Since we’re a boat with a dog (even one who thinks she’s human), we had a long check-in day. We get it, except for apparent bat populations in Trinidad, the Caribbean islands have no rabies and they want to keep it that way. To check Fin’s paperwork met this same criteria, the vet was due to meet us in the late afternoon. So, after grabbing some lunch and taping our eyes open while we still felt our day and night passage from the BVIs, we left the girls on Quest. With the VHF radio on and a handheld VHF in our hands to keep us in touch, we dinghied back to the customs dock. ‘You saw Dr. Martin? Laetitia Martin?’ The vet, Dr. Hull-James, surely competition favourite for world’s-prettiest-vet-smile, asked us. ‘I didn’t know she was a government vet now.’ Now while Dr. Hull-James could win the smiling category,, Dr Martin, the government vet from Tortola must be favourite for world’s-funniest-vet-laugh. You could even take the vet out of it and she’d still qualify. This lady can make the moon smile. ‘You know her?’ I asked. Dr Hull-James nodded, flashed her pearlers and melted a nearby bag of ice. ‘We were in school together.’ 
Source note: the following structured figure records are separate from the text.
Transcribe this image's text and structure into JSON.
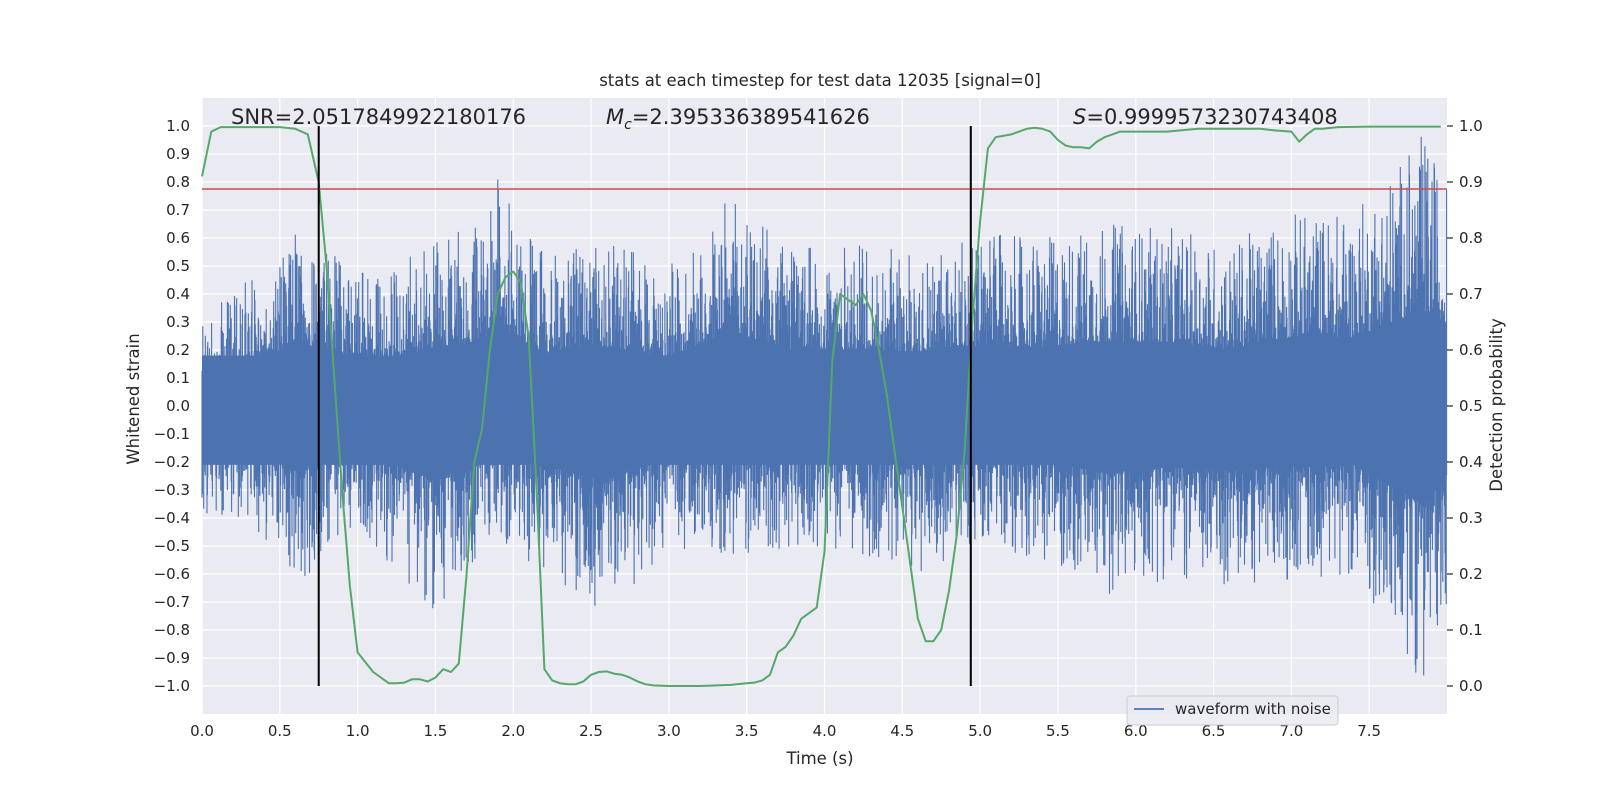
{
  "chart_data": {
    "type": "line",
    "title": "stats at each timestep for test data 12035 [signal=0]",
    "xlabel": "Time (s)",
    "ylabel": "Whitened strain",
    "y2label": "Detection probability",
    "xlim": [
      0.0,
      8.0
    ],
    "ylim": [
      -1.1,
      1.1
    ],
    "y2lim": [
      -0.05,
      1.05
    ],
    "x_ticks": [
      0.0,
      0.5,
      1.0,
      1.5,
      2.0,
      2.5,
      3.0,
      3.5,
      4.0,
      4.5,
      5.0,
      5.5,
      6.0,
      6.5,
      7.0,
      7.5
    ],
    "x_tick_labels": [
      "0.0",
      "0.5",
      "1.0",
      "1.5",
      "2.0",
      "2.5",
      "3.0",
      "3.5",
      "4.0",
      "4.5",
      "5.0",
      "5.5",
      "6.0",
      "6.5",
      "7.0",
      "7.5"
    ],
    "y_ticks": [
      1.0,
      0.9,
      0.8,
      0.7,
      0.6,
      0.5,
      0.4,
      0.3,
      0.2,
      0.1,
      0.0,
      -0.1,
      -0.2,
      -0.3,
      -0.4,
      -0.5,
      -0.6,
      -0.7,
      -0.8,
      -0.9,
      -1.0
    ],
    "y_tick_labels": [
      "1.0",
      "0.9",
      "0.8",
      "0.7",
      "0.6",
      "0.5",
      "0.4",
      "0.3",
      "0.2",
      "0.1",
      "0.0",
      "−0.1",
      "−0.2",
      "−0.3",
      "−0.4",
      "−0.5",
      "−0.6",
      "−0.7",
      "−0.8",
      "−0.9",
      "−1.0"
    ],
    "y2_ticks": [
      1.0,
      0.9,
      0.8,
      0.7,
      0.6,
      0.5,
      0.4,
      0.3,
      0.2,
      0.1,
      0.0
    ],
    "y2_tick_labels": [
      "1.0",
      "0.9",
      "0.8",
      "0.7",
      "0.6",
      "0.5",
      "0.4",
      "0.3",
      "0.2",
      "0.1",
      "0.0"
    ],
    "annotations": {
      "snr": "SNR=2.0517849922180176",
      "mc_symbol": "M",
      "mc_sub": "c",
      "mc_value": "=2.395336389541626",
      "s_symbol": "S",
      "s_value": "=0.9999573230743408"
    },
    "legend": {
      "label": "waveform with noise",
      "location": "lower right"
    },
    "series": [
      {
        "name": "waveform with noise",
        "axis": "left",
        "color": "#4c72b0",
        "envelope_points": [
          {
            "x": 0.0,
            "upper": 0.33,
            "lower": -0.38
          },
          {
            "x": 0.3,
            "upper": 0.45,
            "lower": -0.42
          },
          {
            "x": 0.6,
            "upper": 0.63,
            "lower": -0.66
          },
          {
            "x": 0.9,
            "upper": 0.52,
            "lower": -0.45
          },
          {
            "x": 1.2,
            "upper": 0.48,
            "lower": -0.58
          },
          {
            "x": 1.5,
            "upper": 0.6,
            "lower": -0.76
          },
          {
            "x": 1.8,
            "upper": 0.65,
            "lower": -0.52
          },
          {
            "x": 1.9,
            "upper": 0.82,
            "lower": -0.48
          },
          {
            "x": 2.2,
            "upper": 0.54,
            "lower": -0.6
          },
          {
            "x": 2.6,
            "upper": 0.6,
            "lower": -0.75
          },
          {
            "x": 3.0,
            "upper": 0.5,
            "lower": -0.5
          },
          {
            "x": 3.4,
            "upper": 0.75,
            "lower": -0.55
          },
          {
            "x": 3.8,
            "upper": 0.56,
            "lower": -0.5
          },
          {
            "x": 4.2,
            "upper": 0.58,
            "lower": -0.52
          },
          {
            "x": 4.6,
            "upper": 0.55,
            "lower": -0.6
          },
          {
            "x": 5.0,
            "upper": 0.62,
            "lower": -0.5
          },
          {
            "x": 5.4,
            "upper": 0.6,
            "lower": -0.55
          },
          {
            "x": 5.8,
            "upper": 0.66,
            "lower": -0.68
          },
          {
            "x": 6.2,
            "upper": 0.64,
            "lower": -0.62
          },
          {
            "x": 6.6,
            "upper": 0.58,
            "lower": -0.66
          },
          {
            "x": 7.0,
            "upper": 0.7,
            "lower": -0.62
          },
          {
            "x": 7.4,
            "upper": 0.7,
            "lower": -0.6
          },
          {
            "x": 7.85,
            "upper": 0.98,
            "lower": -1.0
          },
          {
            "x": 8.0,
            "upper": 0.8,
            "lower": -0.7
          }
        ]
      },
      {
        "name": "detection probability",
        "axis": "right",
        "color": "#55a868",
        "x": [
          0.0,
          0.06,
          0.12,
          0.25,
          0.5,
          0.6,
          0.68,
          0.75,
          0.8,
          0.85,
          0.9,
          0.95,
          1.0,
          1.1,
          1.2,
          1.25,
          1.3,
          1.35,
          1.4,
          1.45,
          1.5,
          1.55,
          1.6,
          1.65,
          1.7,
          1.75,
          1.8,
          1.85,
          1.9,
          1.95,
          2.0,
          2.05,
          2.1,
          2.15,
          2.2,
          2.25,
          2.3,
          2.35,
          2.4,
          2.45,
          2.5,
          2.55,
          2.6,
          2.65,
          2.7,
          2.75,
          2.8,
          2.85,
          2.9,
          3.0,
          3.2,
          3.4,
          3.5,
          3.55,
          3.6,
          3.65,
          3.7,
          3.75,
          3.8,
          3.85,
          3.9,
          3.95,
          4.0,
          4.05,
          4.1,
          4.15,
          4.2,
          4.25,
          4.3,
          4.35,
          4.4,
          4.45,
          4.5,
          4.55,
          4.6,
          4.65,
          4.7,
          4.75,
          4.8,
          4.85,
          4.9,
          4.95,
          5.0,
          5.05,
          5.1,
          5.2,
          5.3,
          5.35,
          5.4,
          5.45,
          5.5,
          5.55,
          5.6,
          5.65,
          5.7,
          5.75,
          5.8,
          5.9,
          6.0,
          6.2,
          6.4,
          6.6,
          6.8,
          6.9,
          7.0,
          7.05,
          7.1,
          7.15,
          7.2,
          7.3,
          7.5,
          7.7,
          7.96
        ],
        "values": [
          0.91,
          0.99,
          0.998,
          0.998,
          0.998,
          0.995,
          0.985,
          0.9,
          0.75,
          0.55,
          0.35,
          0.18,
          0.06,
          0.025,
          0.005,
          0.005,
          0.006,
          0.012,
          0.012,
          0.008,
          0.015,
          0.03,
          0.025,
          0.04,
          0.2,
          0.4,
          0.46,
          0.6,
          0.7,
          0.73,
          0.74,
          0.72,
          0.62,
          0.35,
          0.03,
          0.01,
          0.005,
          0.003,
          0.003,
          0.008,
          0.02,
          0.025,
          0.026,
          0.022,
          0.02,
          0.015,
          0.008,
          0.003,
          0.001,
          0.0,
          0.0,
          0.002,
          0.005,
          0.006,
          0.01,
          0.02,
          0.06,
          0.07,
          0.09,
          0.12,
          0.13,
          0.14,
          0.24,
          0.58,
          0.7,
          0.69,
          0.68,
          0.7,
          0.67,
          0.6,
          0.52,
          0.42,
          0.32,
          0.22,
          0.12,
          0.08,
          0.08,
          0.1,
          0.17,
          0.27,
          0.42,
          0.65,
          0.83,
          0.96,
          0.98,
          0.985,
          0.995,
          0.997,
          0.995,
          0.99,
          0.975,
          0.965,
          0.962,
          0.962,
          0.96,
          0.972,
          0.98,
          0.99,
          0.99,
          0.99,
          0.995,
          0.995,
          0.995,
          0.992,
          0.99,
          0.972,
          0.985,
          0.995,
          0.995,
          0.998,
          0.999,
          0.999,
          0.999
        ]
      }
    ],
    "threshold_line": {
      "axis": "left",
      "y": 0.775,
      "color": "#c44e52"
    },
    "vertical_lines": [
      {
        "x": 0.75,
        "color": "#000000"
      },
      {
        "x": 4.94,
        "color": "#000000"
      }
    ],
    "colors": {
      "plot_background": "#eaeaf2",
      "grid": "#ffffff",
      "waveform": "#4c72b0",
      "probability": "#55a868",
      "threshold": "#c44e52"
    }
  }
}
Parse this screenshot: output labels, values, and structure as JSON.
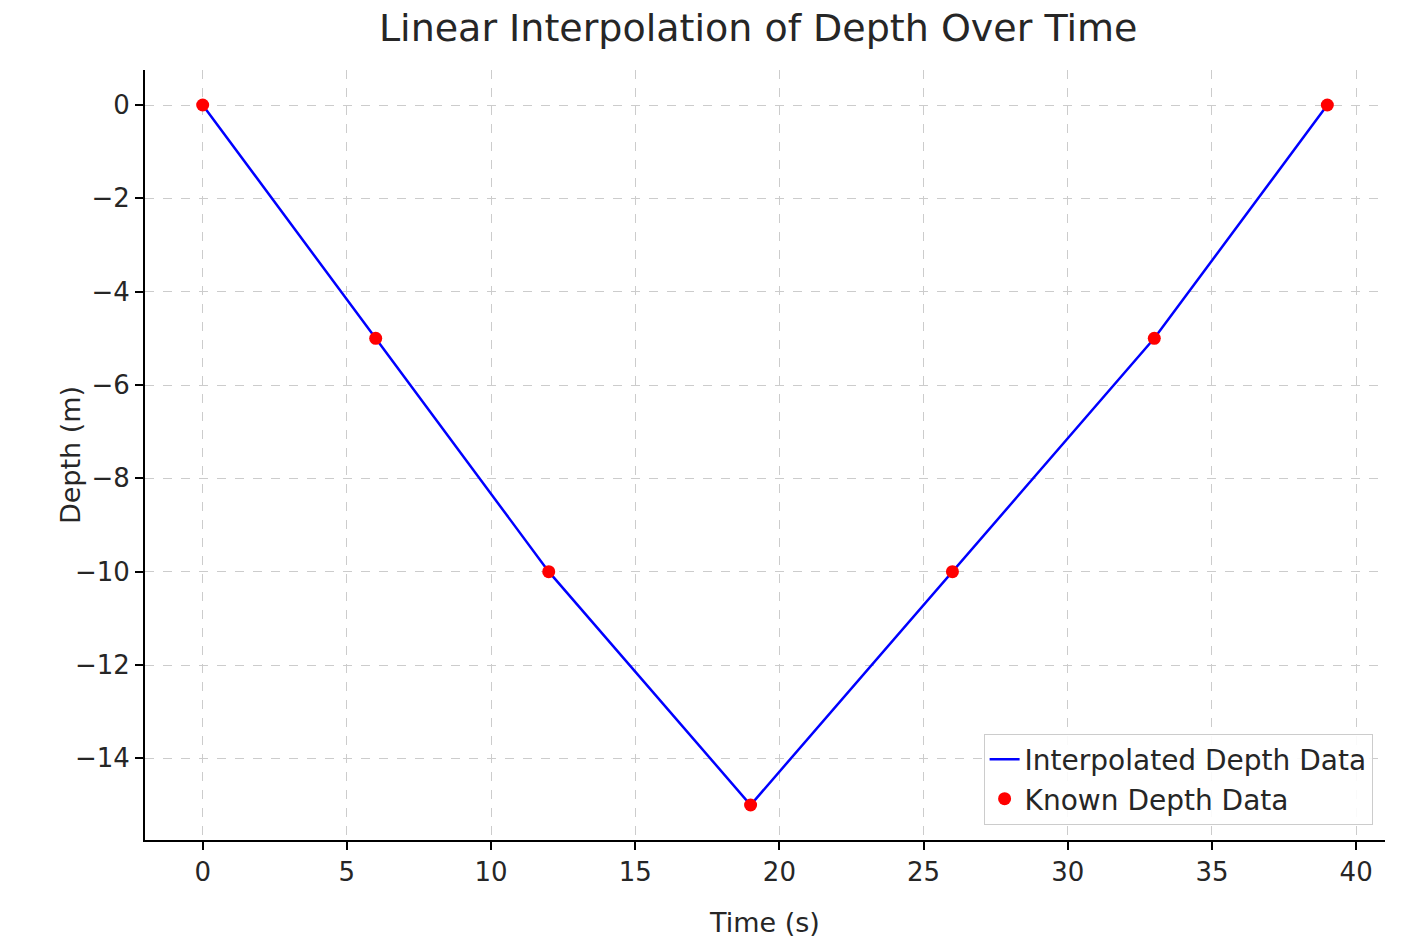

As Fin provided the unlikely link between two old vet friends, Quest’s Cap suddenly took off towards the customs’ dinghy dock.. ‘Hey!’ he shouted to a man getting out of his dinghy, ‘you just used my dinghy as your fender! What are you doing?’ My skin prickled. Dr Hull-James was still talking and I was still nodding. But my ears had changed their signal orientation. They were focused on the dinghy dock. This man had used our dinghy to stop his own from hitting a barnacle-covered dock? Not cool. Bad boating etiquette. And he'd had been busted fair and square. Except he didn’t realise that he’d been busted by the real-life Otto from A Fish Called Wanda. Even Dr. Hull-James stopped talking. ‘Look,’ the American-accented man eventually said to Jack, his footsteps almost at running pace, ‘you’re right, I’m an ass.’ With this, he side-stepped around the side of customs and out of sight. Jack shook his head. ‘I’m sorry,’ he said, turning back to Dr. Hull-James. ‘But it wasn’t right.’ She shook her head. Smiled. Temporarily blinded us. ‘Don’t worry. People can’t just do what they want to if it isn’t right.’